Воспитанный в вере в Господа нашего, я никогда не считал себя творцом музыки. Творцом был Он, а я – всегда только исполнителем. И когда Ему было угодно, он насылал на меня тему, одарял мелодией, раскрывал мне гармонию, а я только усердно записывал все это на бумагу. Я исполнял угодную для Него работу, которой Он и обучил меня. Поэтому я не велик и не мал – я был как раз таким, какому была под силу эта работа, Им порученная мне. И, слушая мои сочинения, не забывайте, что вы слышите истинную музыку, которая лишь прошла через мою душу да теперь выпала на кончики пальцев исполнителя. Так влага летней ночи, роса, к утру выпадает на траву.
Тише, не расплескайте свое внимание, прислушайтесь! Неужели вам не ясно, Кто насылает на нас музыку, Кто является истинным композитором? И не надо ни славословить, ни проклинать меня. Если кто-нибудь ревниво и самолюбиво попытается сопоставить меру своих возможностей с музыкой СЕБАСТИАНА БАХА – это не будет иметь никакого отношения ко мне. Ревнивец только лишь обретет печаль сердца да скрежет зубовный, потому что он будет соревноваться не со мной, а с моим Господином.
МОРИ. Винить музыку – а в данном конкретном случае музыку Баха – в том, что она разрушила личность и довела до безумия человека, не приходится. Потому что я понял, когда впервые увидел этого ребенка, что если бы не музыка, то он погиб бы или навсегда остался полуидиотом. И хотя ТАНДЗИ, когда мы встретились, почти не умел разговаривать, он не был бессмысленным животным, о нет! Шестилетний человек, не способный членораздельно произносить ни японских, ни английских слов, – он был предельно наполнен не словесным знанием, а МУЗЫКОЙ.

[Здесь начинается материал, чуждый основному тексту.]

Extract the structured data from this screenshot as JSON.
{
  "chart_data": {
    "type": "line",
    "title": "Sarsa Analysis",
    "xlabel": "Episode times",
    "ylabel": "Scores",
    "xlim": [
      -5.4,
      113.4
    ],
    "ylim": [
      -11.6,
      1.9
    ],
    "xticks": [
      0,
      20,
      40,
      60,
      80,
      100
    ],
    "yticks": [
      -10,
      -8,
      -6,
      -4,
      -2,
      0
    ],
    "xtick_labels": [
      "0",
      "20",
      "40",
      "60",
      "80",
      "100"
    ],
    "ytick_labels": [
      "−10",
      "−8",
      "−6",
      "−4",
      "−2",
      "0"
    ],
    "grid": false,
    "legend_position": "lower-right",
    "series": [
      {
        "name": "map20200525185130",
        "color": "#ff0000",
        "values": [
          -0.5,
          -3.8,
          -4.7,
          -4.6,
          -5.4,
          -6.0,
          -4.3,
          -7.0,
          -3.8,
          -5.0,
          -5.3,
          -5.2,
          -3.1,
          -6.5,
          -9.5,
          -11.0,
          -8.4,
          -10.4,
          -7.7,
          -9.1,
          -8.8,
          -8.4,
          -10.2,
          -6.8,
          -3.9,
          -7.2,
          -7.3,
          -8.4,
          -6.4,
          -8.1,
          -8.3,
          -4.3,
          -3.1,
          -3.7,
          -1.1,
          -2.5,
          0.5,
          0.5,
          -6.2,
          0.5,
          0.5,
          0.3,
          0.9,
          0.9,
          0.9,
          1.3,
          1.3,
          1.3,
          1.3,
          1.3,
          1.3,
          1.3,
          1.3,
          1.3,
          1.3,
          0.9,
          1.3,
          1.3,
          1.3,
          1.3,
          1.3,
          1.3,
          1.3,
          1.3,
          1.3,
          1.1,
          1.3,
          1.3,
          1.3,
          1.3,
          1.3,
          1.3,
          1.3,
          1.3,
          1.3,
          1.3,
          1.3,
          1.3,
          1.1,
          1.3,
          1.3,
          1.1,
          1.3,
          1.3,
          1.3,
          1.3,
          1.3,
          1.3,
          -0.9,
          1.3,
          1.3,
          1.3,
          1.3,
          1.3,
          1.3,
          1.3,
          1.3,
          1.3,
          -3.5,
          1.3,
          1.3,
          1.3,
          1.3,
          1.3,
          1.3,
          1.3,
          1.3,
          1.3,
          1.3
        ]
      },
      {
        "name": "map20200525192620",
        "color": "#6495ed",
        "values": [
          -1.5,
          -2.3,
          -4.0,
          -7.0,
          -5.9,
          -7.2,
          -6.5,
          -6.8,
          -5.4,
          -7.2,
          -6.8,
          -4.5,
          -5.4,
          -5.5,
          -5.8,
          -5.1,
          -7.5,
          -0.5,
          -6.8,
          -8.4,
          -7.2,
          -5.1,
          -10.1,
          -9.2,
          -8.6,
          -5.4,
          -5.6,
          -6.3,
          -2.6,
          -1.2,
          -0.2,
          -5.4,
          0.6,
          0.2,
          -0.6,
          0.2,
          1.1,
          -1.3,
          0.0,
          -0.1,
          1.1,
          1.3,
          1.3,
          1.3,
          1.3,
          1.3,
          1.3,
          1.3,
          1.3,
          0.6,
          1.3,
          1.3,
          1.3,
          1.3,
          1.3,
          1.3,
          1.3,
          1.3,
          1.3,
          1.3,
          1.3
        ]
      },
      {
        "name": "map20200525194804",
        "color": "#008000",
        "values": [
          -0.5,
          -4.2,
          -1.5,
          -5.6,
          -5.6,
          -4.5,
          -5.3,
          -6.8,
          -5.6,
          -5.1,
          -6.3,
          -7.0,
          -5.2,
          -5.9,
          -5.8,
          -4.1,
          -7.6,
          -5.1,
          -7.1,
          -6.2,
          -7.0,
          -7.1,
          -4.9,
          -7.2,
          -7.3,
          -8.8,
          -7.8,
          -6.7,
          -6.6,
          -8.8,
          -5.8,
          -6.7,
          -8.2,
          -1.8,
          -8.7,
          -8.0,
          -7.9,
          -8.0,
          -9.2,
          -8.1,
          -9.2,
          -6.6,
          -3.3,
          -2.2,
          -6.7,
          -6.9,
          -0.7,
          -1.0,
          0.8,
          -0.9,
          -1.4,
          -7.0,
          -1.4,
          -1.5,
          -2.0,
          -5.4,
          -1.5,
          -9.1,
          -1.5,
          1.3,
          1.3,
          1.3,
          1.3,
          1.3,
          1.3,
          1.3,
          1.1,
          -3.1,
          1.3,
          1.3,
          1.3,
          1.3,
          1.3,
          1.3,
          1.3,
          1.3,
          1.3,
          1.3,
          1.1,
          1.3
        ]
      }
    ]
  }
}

Я читал у русского педагога АЛЬБИНА, что мозг новорожденного ребенка представляет собою чистый лист бумаги, в который еще ничего не вписано. И таким он остается примерно до четырех лет. Если за это время не ляжет на этот чистый лист человеческое СЛОВО, то ребенку грозит слабоумие, дальнейшее существование с сознанием на уровне животного. Будто бы дети какие-то были в Индии, которых утащили волки и, почему-то не сожрав их, вырастили в своем логове, – и эти дети, когда были возвращены в человеческое общество, так и не смогли впоследствии стать людьми. Они не поднялись с четверенек, они выли на луну, зубами рвали мясо и воду лакали из миски…
Так вот, при знакомстве с ТАНДЗИ я обнаружил, что в его мозгу вместо человеческих слов была начертана музыка. И, не умея разговаривать, не зная никаких человеческих понятий, он был, благодаря духу музыки, уже подлинным человеком – существом высочайших духовных начал. Потому что душа шестилетнего ребенка, который ничего не знал, кроме, скажем, звуков АНГЛИЙСКИХ СЮИТ, была идентична самой МУЗЫКЕ. Когда рядом не оказалось ни отца, ни матери – ни одного близкого человека, сам СЕБАСТИАН БАХ пришел к нему и вписал в его душу звуки своей музыки.